Les deux nouvelles qui suivent, L’Ile Rouge et Kajutaijuq, sont un peu plus longues que les deux premières et évoques des légendes qui – je suppose mais je n’ai pas les moyens de vérifier – font partie du folklore. Elles sont bien choisies car étranges et exotiques (même si celle qui se passe en Bretagne). Si elles sont des créations de Gilles Bizien il faut reconnaître une belle imagination à l’auteur. Dans L’Ile Rouge le héros, un écrivain mélancolique, et son ami partent à la découverte d’une île mystérieuse où une sorcière invoque des sunerien wad, des enfants vampires qui déciment les marins (l’expression est bretonne).  Kajutaijuq nous emmène chez les Inuits sur les traces de l’esprit Kajutaijuq, un esprit qu’il ne vaut mieux pas croiser. Si dans L’Ile Rouge le protagoniste principal s’en sort un peu trop facilement,  Kajutaijuq est sans pitié pour ses « héros ».

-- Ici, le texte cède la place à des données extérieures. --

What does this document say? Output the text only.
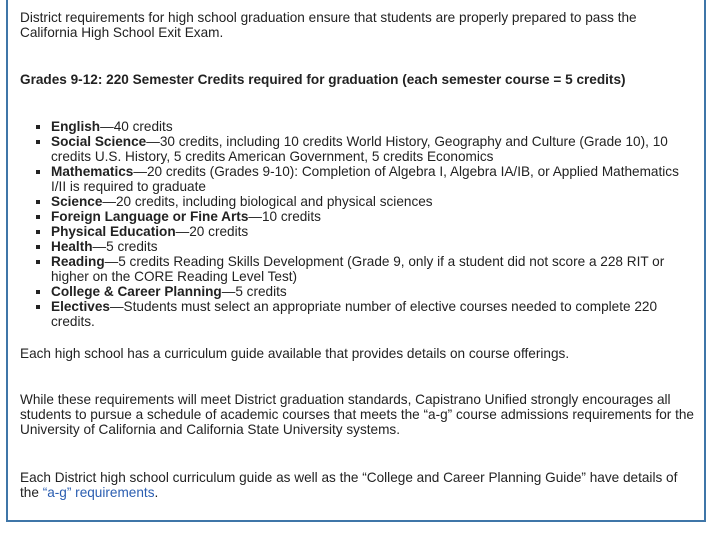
District requirements for high school graduation ensure that students are properly prepared to pass the California High School Exit Exam.

Grades 9-12: 220 Semester Credits required for graduation (each semester course = 5 credits)

English—40 credits
Social Science—30 credits, including 10 credits World History, Geography and Culture (Grade 10), 10 credits U.S. History, 5 credits American Government, 5 credits Economics
Mathematics—20 credits (Grades 9-10): Completion of Algebra I, Algebra IA/IB, or Applied Mathematics I/II is required to graduate
Science—20 credits, including biological and physical sciences
Foreign Language or Fine Arts—10 credits
Physical Education—20 credits
Health—5 credits
Reading—5 credits Reading Skills Development (Grade 9, only if a student did not score a 228 RIT or higher on the CORE Reading Level Test)
College & Career Planning—5 credits
Electives—Students must select an appropriate number of elective courses needed to complete 220 credits.

Each high school has a curriculum guide available that provides details on course offerings.

While these requirements will meet District graduation standards, Capistrano Unified strongly encourages all students to pursue a schedule of academic courses that meets the “a-g” course admissions requirements for the University of California and California State University systems.

Each District high school curriculum guide as well as the “College and Career Planning Guide” have details of the “a-g” requirements.
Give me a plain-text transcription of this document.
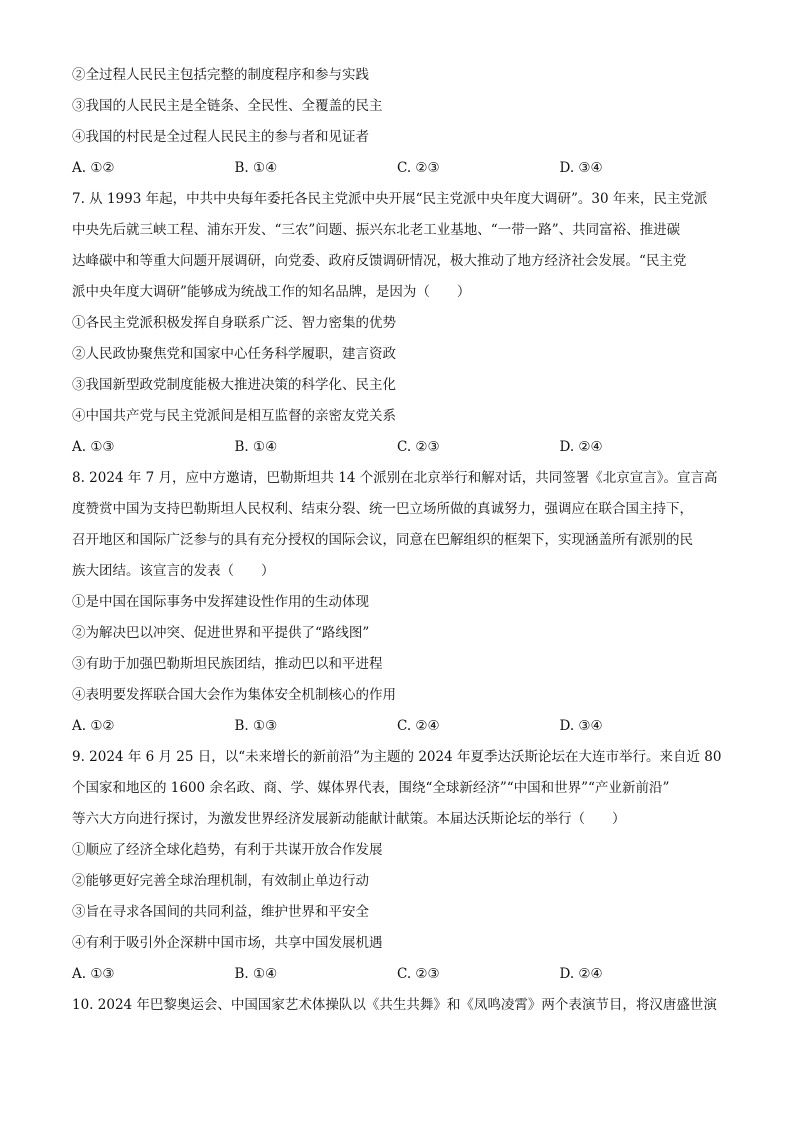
②全过程人民民主包括完整的制度程序和参与实践
③我国的人民民主是全链条、全民性、全覆盖的民主
④我国的村民是全过程人民民主的参与者和见证者
A. ①②	B. ①④	C. ②③	D. ③④
7. 从 1993 年起，中共中央每年委托各民主党派中央开展“民主党派中央年度大调研”。30 年来，民主党派
中央先后就三峡工程、浦东开发、“三农”问题、振兴东北老工业基地、“一带一路”、共同富裕、推进碳
达峰碳中和等重大问题开展调研，向党委、政府反馈调研情况，极大推动了地方经济社会发展。“民主党
派中央年度大调研”能够成为统战工作的知名品牌，是因为（　　）
①各民主党派积极发挥自身联系广泛、智力密集的优势
②人民政协聚焦党和国家中心任务科学履职，建言资政
③我国新型政党制度能极大推进决策的科学化、民主化
④中国共产党与民主党派间是相互监督的亲密友党关系
A. ①③	B. ①④	C. ②③	D. ②④
8. 2024 年 7 月，应中方邀请，巴勒斯坦共 14 个派别在北京举行和解对话，共同签署《北京宣言》。宣言高
度赞赏中国为支持巴勒斯坦人民权利、结束分裂、统一巴立场所做的真诚努力，强调应在联合国主持下，
召开地区和国际广泛参与的具有充分授权的国际会议，同意在巴解组织的框架下，实现涵盖所有派别的民
族大团结。该宣言的发表（　　）
①是中国在国际事务中发挥建设性作用的生动体现
②为解决巴以冲突、促进世界和平提供了“路线图”
③有助于加强巴勒斯坦民族团结，推动巴以和平进程
④表明要发挥联合国大会作为集体安全机制核心的作用
A. ①②	B. ①③	C. ②④	D. ③④
9. 2024 年 6 月 25 日，以“未来增长的新前沿”为主题的 2024 年夏季达沃斯论坛在大连市举行。来自近 80
个国家和地区的 1600 余名政、商、学、媒体界代表，围绕“全球新经济”“中国和世界”“产业新前沿”
等六大方向进行探讨，为激发世界经济发展新动能献计献策。本届达沃斯论坛的举行（　　）
①顺应了经济全球化趋势，有利于共谋开放合作发展
②能够更好完善全球治理机制，有效制止单边行动
③旨在寻求各国间的共同利益，维护世界和平安全
④有利于吸引外企深耕中国市场，共享中国发展机遇
A. ①③	B. ①④	C. ②③	D. ②④
10. 2024 年巴黎奥运会、中国国家艺术体操队以《共生共舞》和《凤鸣凌霄》两个表演节目，将汉唐盛世演
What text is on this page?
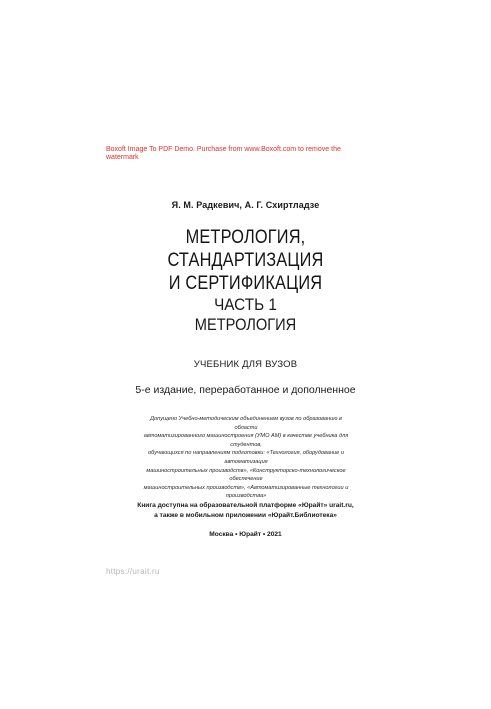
Boxoft Image To PDF Demo. Purchase from www.Boxoft.com to remove the watermark
Я. М. Радкевич, А. Г. Схиртладзе
МЕТРОЛОГИЯ,
СТАНДАРТИЗАЦИЯ
И СЕРТИФИКАЦИЯ
ЧАСТЬ 1
МЕТРОЛОГИЯ
УЧЕБНИК ДЛЯ ВУЗОВ
5-е издание, переработанное и дополненное
Допущено Учебно-методическим объединением вузов по образованию в области
автоматизированного машиностроения (УМО АМ) в качестве учебника для студентов,
обучающихся по направлениям подготовки: «Технология, оборудование и автоматизация
машиностроительных производств», «Конструкторско-технологическое обеспечение
машиностроительных производств», «Автоматизированные технологии и производства»
Книга доступна на образовательной платформе «Юрайт» urait.ru,
а также в мобильном приложении «Юрайт.Библиотека»
Москва • Юрайт • 2021
https://urait.ru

Takako, la nouvelle qui clôt le recueil revient à une thématique plus classique (un voleur d’âme) dans un contexte dépaysant (le Japon moderne).

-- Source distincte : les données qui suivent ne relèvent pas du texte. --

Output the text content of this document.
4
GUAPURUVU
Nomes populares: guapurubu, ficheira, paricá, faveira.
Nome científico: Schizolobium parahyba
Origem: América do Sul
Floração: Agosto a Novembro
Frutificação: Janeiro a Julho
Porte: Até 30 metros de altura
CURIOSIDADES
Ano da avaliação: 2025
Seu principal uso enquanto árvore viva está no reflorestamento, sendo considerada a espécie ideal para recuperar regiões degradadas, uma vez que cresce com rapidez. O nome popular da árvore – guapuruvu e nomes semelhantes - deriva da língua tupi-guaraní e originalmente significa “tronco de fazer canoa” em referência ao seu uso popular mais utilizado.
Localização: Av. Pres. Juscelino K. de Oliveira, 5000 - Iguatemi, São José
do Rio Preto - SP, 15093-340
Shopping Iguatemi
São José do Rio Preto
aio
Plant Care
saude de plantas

Il me semble que l’auteur est plus à l’aise avec la forme courte. Le style est moins chargé, plus sobre, rendant les nouvelles plus percutantes. Lorsqu’il se laisse aller à un registre un peu plus personnel (et mélancolique) Gilles Bizien offre de très jolis passages comme celui-ci (dans L’île Rouge) :
Il m’apparaissait que le soir n’était rien d’autre que les larmes du cosmos, visibles nous une forme aérienne, une mélancolie pure, la même qui serpentait sous ma peau, dans mon corps tendu. Pourtant, je savais que cette idée ultraromantique n’était rien d’autre qu’un fatras d’inepties, d’angoisses et de mensonges, résidus de lectures de jeunesse et de frustrations. Je m’y abandonnais cependant sans sourciller. Comme une révélation mystique, il m’apparaissait si manifestement que l’homme, à sa façon, était une équation composée de dilutions, de chairs et de larmes, au même titre que la neige ou les nuages, que le romantisme malsain de cette pensée me parut bientôt tout à fait défendable. «  Nous sommes de fragments de vide », pensais-je, « nous nous comblons maladroitement par le rêve ».